Indeed, even the 2.5 lakh shortage estimate becomes an overstatement if there is correction in official data for inflated student enrolment. Reports of the Comptroller and Auditor General and the Mid-Day Meal Authority, say that government schools seriously overstate enrolments for greater allotment of state benefits (sweaters, bags, grains for mid-day-meals). Research by educationists using per school data on students and teachers indicates that correction for such overstatement converts the net shortage of 2.5 lakh teachers into a surplus of nearly 1 lakh teachers.

Moreover during the past few years, a staggering number of parents have moved their children into affordable budget private schools (BPS).

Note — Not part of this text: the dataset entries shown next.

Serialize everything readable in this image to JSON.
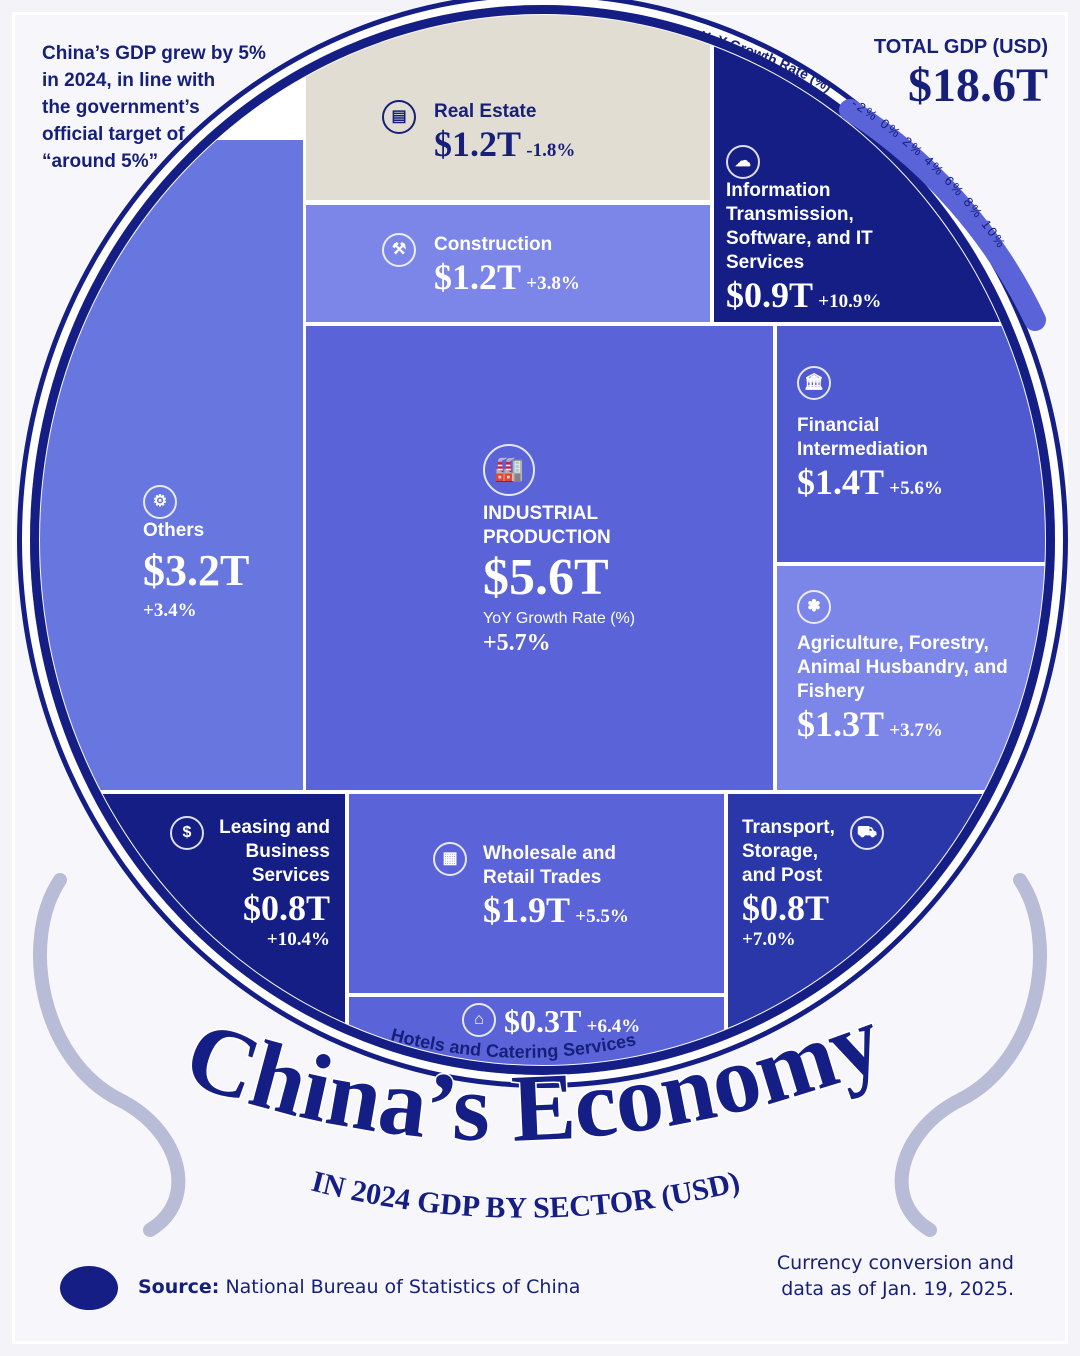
{
  "note": {
    "line1": "China’s GDP grew by 5%",
    "line2": "in 2024, in line with",
    "line3": "the government’s",
    "line4": "official target of",
    "line5": "“around 5%”"
  },
  "total": {
    "label": "TOTAL GDP (USD)",
    "value": "$18.6T"
  },
  "legend": {
    "title": "YoY Growth Rate (%)",
    "ticks": [
      "-2%",
      "0%",
      "2%",
      "4%",
      "6%",
      "8%",
      "10%"
    ]
  },
  "title": {
    "main": "China’s Economy",
    "sub": "IN 2024 GDP BY SECTOR (USD)"
  },
  "footer": {
    "source_label": "Source:",
    "source": "National Bureau of Statistics of China",
    "asof1": "Currency conversion and",
    "asof2": "data as of Jan. 19, 2025."
  },
  "colors": {
    "navy": "#141e85",
    "beige": "#e2ddd3",
    "mid": "#5a63d8",
    "light": "#7b86e8"
  },
  "chart_data": {
    "type": "treemap",
    "title": "China’s Economy",
    "subtitle": "IN 2024 GDP BY SECTOR (USD)",
    "size_unit": "USD trillions",
    "color_by": "YoY Growth Rate (%)",
    "sectors": [
      {
        "name": "Industrial Production",
        "label": "INDUSTRIAL PRODUCTION",
        "value": "$5.6T",
        "gdp": 5.6,
        "growth_label": "+5.7%",
        "growth": 5.7,
        "sublabel": "YoY Growth Rate (%)",
        "icon": "factory-icon"
      },
      {
        "name": "Others",
        "label": "Others",
        "value": "$3.2T",
        "gdp": 3.2,
        "growth_label": "+3.4%",
        "growth": 3.4,
        "icon": "gears-icon"
      },
      {
        "name": "Wholesale and Retail Trades",
        "label": "Wholesale and Retail Trades",
        "value": "$1.9T",
        "gdp": 1.9,
        "growth_label": "+5.5%",
        "growth": 5.5,
        "icon": "shop-icon"
      },
      {
        "name": "Financial Intermediation",
        "label": "Financial Intermediation",
        "value": "$1.4T",
        "gdp": 1.4,
        "growth_label": "+5.6%",
        "growth": 5.6,
        "icon": "bank-icon"
      },
      {
        "name": "Agriculture, Forestry, Animal Husbandry, and Fishery",
        "label": "Agriculture, Forestry, Animal Husbandry, and Fishery",
        "value": "$1.3T",
        "gdp": 1.3,
        "growth_label": "+3.7%",
        "growth": 3.7,
        "icon": "wheat-icon"
      },
      {
        "name": "Real Estate",
        "label": "Real Estate",
        "value": "$1.2T",
        "gdp": 1.2,
        "growth_label": "-1.8%",
        "growth": -1.8,
        "icon": "for-sale-sign-icon"
      },
      {
        "name": "Construction",
        "label": "Construction",
        "value": "$1.2T",
        "gdp": 1.2,
        "growth_label": "+3.8%",
        "growth": 3.8,
        "icon": "crane-icon"
      },
      {
        "name": "Information Transmission, Software, and IT Services",
        "label": "Information Transmission, Software, and IT Services",
        "value": "$0.9T",
        "gdp": 0.9,
        "growth_label": "+10.9%",
        "growth": 10.9,
        "icon": "cloud-network-icon"
      },
      {
        "name": "Leasing and Business Services",
        "label": "Leasing and Business Services",
        "value": "$0.8T",
        "gdp": 0.8,
        "growth_label": "+10.4%",
        "growth": 10.4,
        "icon": "coins-building-icon"
      },
      {
        "name": "Transport, Storage, and Post",
        "label": "Transport, Storage, and Post",
        "value": "$0.8T",
        "gdp": 0.8,
        "growth_label": "+7.0%",
        "growth": 7.0,
        "icon": "truck-icon"
      },
      {
        "name": "Hotels and Catering Services",
        "label": "Hotels and Catering Services",
        "value": "$0.3T",
        "gdp": 0.3,
        "growth_label": "+6.4%",
        "growth": 6.4,
        "icon": "dining-table-icon"
      }
    ]
  }
}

During the years 2010-19, 27 million children exited public schools for BPS. Though during the Covid pandemic this trend reversed to some extent, post-pandemic it has resumed. This mass migration has created an extremely large number of ‘minified’ schools with very low pupil-teacher ratios. In 2019, the average number of pupils in approx. 500,000 government schools was a mere 31, translating into a 13.3:1 pupil-teacher ratio.

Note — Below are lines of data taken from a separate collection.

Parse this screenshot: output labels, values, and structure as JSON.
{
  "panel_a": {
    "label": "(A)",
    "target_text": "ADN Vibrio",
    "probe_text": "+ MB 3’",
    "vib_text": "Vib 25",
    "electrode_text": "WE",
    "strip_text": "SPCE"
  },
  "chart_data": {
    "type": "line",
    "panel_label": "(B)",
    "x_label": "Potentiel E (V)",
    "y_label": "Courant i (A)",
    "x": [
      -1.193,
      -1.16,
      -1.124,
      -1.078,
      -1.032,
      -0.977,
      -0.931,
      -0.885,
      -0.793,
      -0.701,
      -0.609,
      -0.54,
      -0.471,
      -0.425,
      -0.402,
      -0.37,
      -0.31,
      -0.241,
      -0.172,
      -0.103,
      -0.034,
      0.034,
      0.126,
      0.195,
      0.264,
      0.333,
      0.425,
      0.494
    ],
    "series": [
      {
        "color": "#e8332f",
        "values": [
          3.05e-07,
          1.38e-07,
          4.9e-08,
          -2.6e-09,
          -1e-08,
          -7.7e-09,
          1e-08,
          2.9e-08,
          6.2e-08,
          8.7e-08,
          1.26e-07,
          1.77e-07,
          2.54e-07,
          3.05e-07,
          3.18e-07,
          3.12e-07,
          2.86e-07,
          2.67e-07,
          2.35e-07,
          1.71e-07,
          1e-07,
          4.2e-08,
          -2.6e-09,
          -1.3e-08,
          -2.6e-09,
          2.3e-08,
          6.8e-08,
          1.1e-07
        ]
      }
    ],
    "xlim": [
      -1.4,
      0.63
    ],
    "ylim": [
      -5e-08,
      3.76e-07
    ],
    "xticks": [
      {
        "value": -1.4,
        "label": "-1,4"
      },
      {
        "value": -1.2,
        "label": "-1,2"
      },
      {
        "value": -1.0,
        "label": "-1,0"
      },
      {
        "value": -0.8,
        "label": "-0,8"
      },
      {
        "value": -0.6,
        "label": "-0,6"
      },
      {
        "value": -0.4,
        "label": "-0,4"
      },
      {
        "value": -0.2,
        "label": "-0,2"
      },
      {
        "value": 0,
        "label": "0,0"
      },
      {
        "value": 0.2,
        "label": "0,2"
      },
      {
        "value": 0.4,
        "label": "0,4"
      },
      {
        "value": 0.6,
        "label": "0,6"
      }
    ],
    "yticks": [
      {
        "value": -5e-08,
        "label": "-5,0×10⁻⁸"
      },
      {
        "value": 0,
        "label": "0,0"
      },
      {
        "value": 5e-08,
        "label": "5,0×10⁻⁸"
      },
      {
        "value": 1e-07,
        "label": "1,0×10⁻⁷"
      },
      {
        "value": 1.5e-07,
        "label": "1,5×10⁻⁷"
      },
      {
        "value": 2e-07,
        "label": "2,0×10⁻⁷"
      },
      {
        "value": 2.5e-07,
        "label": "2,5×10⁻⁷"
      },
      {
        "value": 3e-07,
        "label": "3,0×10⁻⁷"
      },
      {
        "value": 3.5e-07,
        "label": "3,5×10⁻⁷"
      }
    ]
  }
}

The RTE Act requires that even tiny schools with “20 or fewer” pupils employ two teachers. The Act doesn’t prescribe a minimum size for schools, thus maintaining tiny unviable schools that provide scant socialisation opportunity to children.

Our research shows that maintaining surplus pools of teachers and a nationwide PTR (pupil-teacher ratio) of 25:1 rather than the prescribed maximum of 30, is already costing state governments Rs.29,000 crore per year by way of excess teacher salaries. If new teachers are recruited to fill the claimed 1 million teacher vacancies as per the NEP 2020 recommendation, the national PTR would fall further to 19.9:1, and would cost state governments an additional Rs.64,000 crore every year (in 2020 prices) by way of teacher salaries for the next 30 years or more, since policy in India does not permit teachers to be laid off once they are hired. Moreover, when you add the cost of currently surplus teachers, the total expenditure adds up to a gargantuan Rs.93,000 crore (US$ 12.6 billion) per annum at 2019-20 prices. Over 70 countries have lower GDP than this amount.

In the circumstances there is urgent need to consolidate tiny government schools. Due to the emptying out of government schools in 2019-20 there were 1.3 lakh ‘tiny’ public schools with less than 20 pupils. These schools had — on average — merely 12.7 pupils per school, two teachers per school, and a very low pupil-teacher ratio of 6.7:1. Teacher salary expense per pupil in these schools averages Rs.7,312 per month or Rs.87,852 per year.

 This India-wide problem requires the intervention of the Central government, to incentivize the states to initiate school consolidation (merging neighbouring public schools). For instance, no Central resources should be provided for hiring new teachers in at least the 13 major states in which there is a net teacher surplus, till they consolidate tiny schools into larger schools and transfer surplus teachers to schools with a teacher deficit.

Instead of appointing yet more teachers in emptying minified schools, the solution is fewer higher-quality pedagogically and economically viable schools, with DBT (direct bank transfer) funding for transport to ensure that access is not jeopardised in the pursuit of quality.